In a reverse gene mutation assay performed according to the OECD test guideline No. 471 and in compliance with GLP, Salmonella typhimurium strains TA1535, TA1537, TA98 and TA100 and Escherichia coli strain WP2uvrA were treated with the test item diluted in DMSO both in the presence and absence of metabolic activation system(10% liver S9 in standard co-factors) using the Ames plate incorporation and pre‑incubation methods in Experiment 1 and Experiment 2, respectively.

Experiment 1 (Plate Incorporation Method):

1.5, 5, 15, 50, 150, 500, 1500 and 5000 µg/plate in all strains with and without S9-mix

Experiment 2 (Pre-Incubation Method):

- Salmonella strains TA100 and TA98 and Escherichia coli strain WP2uvrA (with and without S9-mix): 1.5, 5, 15, 50, 150, 500, 1500, 5000 μg/plate.

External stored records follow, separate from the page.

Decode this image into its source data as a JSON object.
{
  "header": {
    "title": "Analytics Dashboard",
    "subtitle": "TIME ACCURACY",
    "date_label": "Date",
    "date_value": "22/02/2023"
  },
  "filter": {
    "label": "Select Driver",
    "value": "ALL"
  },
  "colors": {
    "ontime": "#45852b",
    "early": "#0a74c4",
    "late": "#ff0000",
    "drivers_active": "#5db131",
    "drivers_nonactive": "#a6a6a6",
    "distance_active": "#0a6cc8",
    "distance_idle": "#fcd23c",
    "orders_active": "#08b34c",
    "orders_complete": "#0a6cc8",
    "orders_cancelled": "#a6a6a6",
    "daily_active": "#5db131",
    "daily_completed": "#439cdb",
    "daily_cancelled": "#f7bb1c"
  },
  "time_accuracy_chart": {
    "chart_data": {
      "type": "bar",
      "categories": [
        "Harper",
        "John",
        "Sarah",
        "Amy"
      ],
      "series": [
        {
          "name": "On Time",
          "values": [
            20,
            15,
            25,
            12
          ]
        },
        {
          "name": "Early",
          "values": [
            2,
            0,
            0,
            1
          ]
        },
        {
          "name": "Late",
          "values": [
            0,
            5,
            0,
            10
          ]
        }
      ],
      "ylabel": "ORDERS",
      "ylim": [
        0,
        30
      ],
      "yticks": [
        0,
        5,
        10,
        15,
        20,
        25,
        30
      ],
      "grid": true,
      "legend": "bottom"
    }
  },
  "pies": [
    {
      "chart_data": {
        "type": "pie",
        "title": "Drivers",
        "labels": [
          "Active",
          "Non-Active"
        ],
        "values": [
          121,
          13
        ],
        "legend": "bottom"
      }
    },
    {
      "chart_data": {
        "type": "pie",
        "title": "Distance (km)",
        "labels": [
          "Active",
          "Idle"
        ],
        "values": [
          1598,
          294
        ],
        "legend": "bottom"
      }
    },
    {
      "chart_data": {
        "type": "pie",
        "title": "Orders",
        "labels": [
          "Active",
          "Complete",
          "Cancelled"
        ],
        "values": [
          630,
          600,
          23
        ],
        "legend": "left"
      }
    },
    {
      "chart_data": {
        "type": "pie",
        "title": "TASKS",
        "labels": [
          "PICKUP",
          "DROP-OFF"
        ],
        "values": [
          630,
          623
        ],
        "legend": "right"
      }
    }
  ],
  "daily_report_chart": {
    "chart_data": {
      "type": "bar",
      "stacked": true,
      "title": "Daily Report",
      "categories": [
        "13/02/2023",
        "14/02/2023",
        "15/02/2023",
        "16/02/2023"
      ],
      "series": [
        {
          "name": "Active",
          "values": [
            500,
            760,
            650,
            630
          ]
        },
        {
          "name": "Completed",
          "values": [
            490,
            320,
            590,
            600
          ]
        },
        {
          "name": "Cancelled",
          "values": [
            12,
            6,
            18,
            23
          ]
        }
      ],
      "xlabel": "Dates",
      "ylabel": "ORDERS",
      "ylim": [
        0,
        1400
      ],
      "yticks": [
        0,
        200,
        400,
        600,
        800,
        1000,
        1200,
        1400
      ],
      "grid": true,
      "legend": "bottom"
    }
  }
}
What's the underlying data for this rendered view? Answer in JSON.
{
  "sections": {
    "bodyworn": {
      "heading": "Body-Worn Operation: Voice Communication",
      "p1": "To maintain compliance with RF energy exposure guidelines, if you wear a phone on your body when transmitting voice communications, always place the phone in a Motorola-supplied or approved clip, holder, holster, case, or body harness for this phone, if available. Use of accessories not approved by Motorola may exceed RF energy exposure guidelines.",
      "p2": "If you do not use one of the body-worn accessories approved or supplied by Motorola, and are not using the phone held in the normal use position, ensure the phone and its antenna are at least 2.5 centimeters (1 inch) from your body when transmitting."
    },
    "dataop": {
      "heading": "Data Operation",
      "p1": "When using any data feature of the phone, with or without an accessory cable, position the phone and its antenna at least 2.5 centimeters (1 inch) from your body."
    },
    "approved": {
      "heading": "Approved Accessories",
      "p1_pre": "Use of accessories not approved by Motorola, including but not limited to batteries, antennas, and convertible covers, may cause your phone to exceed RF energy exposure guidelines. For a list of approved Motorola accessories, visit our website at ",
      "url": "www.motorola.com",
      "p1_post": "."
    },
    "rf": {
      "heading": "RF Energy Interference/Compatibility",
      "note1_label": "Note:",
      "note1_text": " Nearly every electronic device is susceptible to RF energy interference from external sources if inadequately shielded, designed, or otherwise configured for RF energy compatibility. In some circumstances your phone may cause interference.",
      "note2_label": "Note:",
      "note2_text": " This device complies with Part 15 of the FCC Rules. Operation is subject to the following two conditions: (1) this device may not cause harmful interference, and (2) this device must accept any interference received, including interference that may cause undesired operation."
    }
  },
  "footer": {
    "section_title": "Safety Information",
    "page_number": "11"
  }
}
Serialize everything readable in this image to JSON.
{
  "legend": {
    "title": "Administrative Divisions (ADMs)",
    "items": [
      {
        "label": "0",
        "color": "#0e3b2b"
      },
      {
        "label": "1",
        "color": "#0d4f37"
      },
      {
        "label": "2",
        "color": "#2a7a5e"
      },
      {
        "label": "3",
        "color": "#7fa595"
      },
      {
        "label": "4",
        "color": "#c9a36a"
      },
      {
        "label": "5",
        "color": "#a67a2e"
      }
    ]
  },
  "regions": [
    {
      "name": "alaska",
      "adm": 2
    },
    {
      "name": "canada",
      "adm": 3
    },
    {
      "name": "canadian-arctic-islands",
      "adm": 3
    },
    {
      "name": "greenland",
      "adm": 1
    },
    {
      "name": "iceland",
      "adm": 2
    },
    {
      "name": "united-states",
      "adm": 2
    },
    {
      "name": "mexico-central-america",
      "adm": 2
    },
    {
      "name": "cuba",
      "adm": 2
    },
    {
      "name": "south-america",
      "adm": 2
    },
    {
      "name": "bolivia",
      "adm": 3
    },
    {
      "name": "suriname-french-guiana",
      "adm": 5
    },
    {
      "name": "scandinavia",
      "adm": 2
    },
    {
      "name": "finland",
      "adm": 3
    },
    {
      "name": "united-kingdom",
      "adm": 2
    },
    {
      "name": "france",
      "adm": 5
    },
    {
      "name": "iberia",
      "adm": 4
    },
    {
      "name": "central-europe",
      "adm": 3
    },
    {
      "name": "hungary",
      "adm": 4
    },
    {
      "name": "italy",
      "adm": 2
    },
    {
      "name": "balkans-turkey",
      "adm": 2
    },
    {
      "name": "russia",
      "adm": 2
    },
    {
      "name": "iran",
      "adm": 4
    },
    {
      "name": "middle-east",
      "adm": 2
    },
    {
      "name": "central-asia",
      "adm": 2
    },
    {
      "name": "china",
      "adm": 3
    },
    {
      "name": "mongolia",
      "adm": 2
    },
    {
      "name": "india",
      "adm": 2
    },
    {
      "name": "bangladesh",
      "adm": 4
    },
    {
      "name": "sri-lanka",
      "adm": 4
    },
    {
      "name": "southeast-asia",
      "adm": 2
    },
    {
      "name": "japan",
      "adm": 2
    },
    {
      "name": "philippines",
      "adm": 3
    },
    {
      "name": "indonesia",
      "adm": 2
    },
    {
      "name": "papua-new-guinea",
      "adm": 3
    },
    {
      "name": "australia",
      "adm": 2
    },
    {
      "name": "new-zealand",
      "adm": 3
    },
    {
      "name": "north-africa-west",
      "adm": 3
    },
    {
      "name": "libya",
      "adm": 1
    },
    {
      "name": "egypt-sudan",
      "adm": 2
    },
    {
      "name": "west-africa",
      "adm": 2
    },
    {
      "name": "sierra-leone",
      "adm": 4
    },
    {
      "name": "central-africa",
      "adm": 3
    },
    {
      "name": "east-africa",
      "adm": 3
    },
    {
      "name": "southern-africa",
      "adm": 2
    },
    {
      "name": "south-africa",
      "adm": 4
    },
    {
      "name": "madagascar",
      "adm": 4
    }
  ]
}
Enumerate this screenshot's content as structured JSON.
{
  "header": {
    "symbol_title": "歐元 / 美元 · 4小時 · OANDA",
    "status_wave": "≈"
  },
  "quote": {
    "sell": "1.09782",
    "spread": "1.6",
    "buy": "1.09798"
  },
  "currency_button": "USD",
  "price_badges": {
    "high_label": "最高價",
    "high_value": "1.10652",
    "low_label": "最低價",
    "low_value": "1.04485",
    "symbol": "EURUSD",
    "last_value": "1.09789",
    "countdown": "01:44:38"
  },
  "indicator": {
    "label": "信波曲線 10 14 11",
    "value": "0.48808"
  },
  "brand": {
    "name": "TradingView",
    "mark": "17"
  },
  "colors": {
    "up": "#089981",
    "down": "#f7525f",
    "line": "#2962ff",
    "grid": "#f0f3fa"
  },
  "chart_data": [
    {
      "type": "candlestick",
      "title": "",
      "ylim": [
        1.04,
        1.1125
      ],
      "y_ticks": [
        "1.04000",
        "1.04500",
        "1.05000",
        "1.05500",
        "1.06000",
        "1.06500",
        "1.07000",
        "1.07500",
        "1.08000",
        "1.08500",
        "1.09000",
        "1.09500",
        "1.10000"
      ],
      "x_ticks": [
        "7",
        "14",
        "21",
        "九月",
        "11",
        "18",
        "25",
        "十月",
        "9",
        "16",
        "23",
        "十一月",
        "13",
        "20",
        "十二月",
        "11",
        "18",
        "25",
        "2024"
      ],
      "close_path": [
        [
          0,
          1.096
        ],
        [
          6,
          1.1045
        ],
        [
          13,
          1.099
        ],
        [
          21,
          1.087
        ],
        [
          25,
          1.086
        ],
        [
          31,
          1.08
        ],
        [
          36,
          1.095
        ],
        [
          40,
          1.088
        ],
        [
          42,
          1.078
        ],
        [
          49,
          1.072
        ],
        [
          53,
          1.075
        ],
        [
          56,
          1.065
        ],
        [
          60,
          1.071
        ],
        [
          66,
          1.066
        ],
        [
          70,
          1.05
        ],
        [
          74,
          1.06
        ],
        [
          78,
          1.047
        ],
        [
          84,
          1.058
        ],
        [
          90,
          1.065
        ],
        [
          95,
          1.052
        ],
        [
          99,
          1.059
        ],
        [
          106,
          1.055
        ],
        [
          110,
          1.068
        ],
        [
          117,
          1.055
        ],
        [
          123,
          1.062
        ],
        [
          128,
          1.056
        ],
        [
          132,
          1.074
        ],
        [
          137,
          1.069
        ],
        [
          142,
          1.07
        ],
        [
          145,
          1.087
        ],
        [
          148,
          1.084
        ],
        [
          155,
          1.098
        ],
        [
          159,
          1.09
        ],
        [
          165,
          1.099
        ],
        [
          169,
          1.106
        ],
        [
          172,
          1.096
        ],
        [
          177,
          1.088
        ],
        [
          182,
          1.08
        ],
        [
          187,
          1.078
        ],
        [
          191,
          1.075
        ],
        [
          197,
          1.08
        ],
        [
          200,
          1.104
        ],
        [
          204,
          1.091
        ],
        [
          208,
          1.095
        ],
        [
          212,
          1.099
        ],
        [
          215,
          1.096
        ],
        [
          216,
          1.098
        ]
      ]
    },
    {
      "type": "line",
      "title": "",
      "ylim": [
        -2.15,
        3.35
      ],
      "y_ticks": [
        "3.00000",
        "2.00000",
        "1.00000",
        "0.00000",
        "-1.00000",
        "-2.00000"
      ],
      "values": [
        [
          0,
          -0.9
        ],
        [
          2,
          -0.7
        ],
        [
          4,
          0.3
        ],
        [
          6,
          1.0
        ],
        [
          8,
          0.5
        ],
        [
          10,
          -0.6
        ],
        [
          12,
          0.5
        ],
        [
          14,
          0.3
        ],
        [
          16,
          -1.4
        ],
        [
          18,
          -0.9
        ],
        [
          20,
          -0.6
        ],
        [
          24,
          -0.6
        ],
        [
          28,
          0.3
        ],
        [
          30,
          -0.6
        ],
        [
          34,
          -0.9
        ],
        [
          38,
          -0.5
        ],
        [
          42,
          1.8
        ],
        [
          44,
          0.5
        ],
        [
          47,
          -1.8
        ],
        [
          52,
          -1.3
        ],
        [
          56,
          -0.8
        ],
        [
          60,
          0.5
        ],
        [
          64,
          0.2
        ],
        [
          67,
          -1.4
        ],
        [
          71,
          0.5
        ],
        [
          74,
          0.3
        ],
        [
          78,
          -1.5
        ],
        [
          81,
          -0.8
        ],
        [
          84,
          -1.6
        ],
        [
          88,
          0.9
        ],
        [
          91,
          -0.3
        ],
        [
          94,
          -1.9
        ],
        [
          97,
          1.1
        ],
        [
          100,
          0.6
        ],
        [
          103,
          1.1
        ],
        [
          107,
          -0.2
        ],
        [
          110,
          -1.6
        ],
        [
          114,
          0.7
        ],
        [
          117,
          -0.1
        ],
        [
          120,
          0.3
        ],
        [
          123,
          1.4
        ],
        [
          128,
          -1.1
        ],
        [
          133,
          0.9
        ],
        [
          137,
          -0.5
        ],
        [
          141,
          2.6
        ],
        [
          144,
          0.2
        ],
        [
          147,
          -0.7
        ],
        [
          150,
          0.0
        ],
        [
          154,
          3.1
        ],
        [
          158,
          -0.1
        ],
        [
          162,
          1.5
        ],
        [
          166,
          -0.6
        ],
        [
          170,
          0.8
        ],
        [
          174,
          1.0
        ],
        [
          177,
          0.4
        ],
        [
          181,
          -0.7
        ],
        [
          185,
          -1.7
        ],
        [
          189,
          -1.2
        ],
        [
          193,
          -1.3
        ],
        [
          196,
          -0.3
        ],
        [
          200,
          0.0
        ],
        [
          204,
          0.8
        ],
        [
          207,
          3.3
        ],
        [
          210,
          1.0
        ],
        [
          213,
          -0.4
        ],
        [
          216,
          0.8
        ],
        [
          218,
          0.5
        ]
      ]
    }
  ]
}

- Salmonella strains TA1535 and TA1537 (with and without S9-mix): 0.5, 1.5, 5, 15, 50, 150, 500, 1500 μg/plate.

 

Vehicle (dimethyl sulphoxide) and positive control groups were also included in mutagenicity tests.

 

The test item was cytotoxic in Salmonella strains TA1535 and TA1537 at and above 1500 μg/plate and from 500 μg/plate in Experiments 1 and 2, respectively, in both the presence and absence of metabolic activation (S9-mix). No toxicity was noted to Salmonella strains TA100 and TA98 and Escherichia coli strain WP2uvrA.

 

In both experiments 1 and 2, there were no toxicologically significant increases in the frequency of revertant colonies recorded for any of the bacterial strains, with any dose of the test item, either with or without metabolic activation (S9-mix).

In Experiment 2, small, statistically significant increases in revertant colony frequency were observed in the second mutation test at 5000 μg/plate (TA98) and 0.5 μg/plate (TA1537) in the absence of S9-mix only. These increases were considered to be of no biological relevance because there was no evidence of a dose-response relationship or reproducibility. Furthermore, the individual revertant counts at the statistically significant dose levels were within the in-house historical untreated/vehicle control range for each tester strain and the maximum fold increase was only 1.9 times the concurrent vehicle controls.

 

The vehicle (dimethyl sulphoxide) control plates gave counts of revertant colonies within the normal range. All of the positive control chemicals used in the test induced marked increases in the frequency of revertant colonies, both with or without metabolic activation. Thus, the sensitivity of the assay and the efficacy of the S9-mix were validated.

 

Under the test condition, test material is not mutagenic with and without metabolic activation in S. typhimurium (strains TA1535, TA1537, TA98 and TA100) and E.coli WP2 uvrA.

 

This study is considered as acceptable and satisfies the requirement for reverse gene mutation endpoint.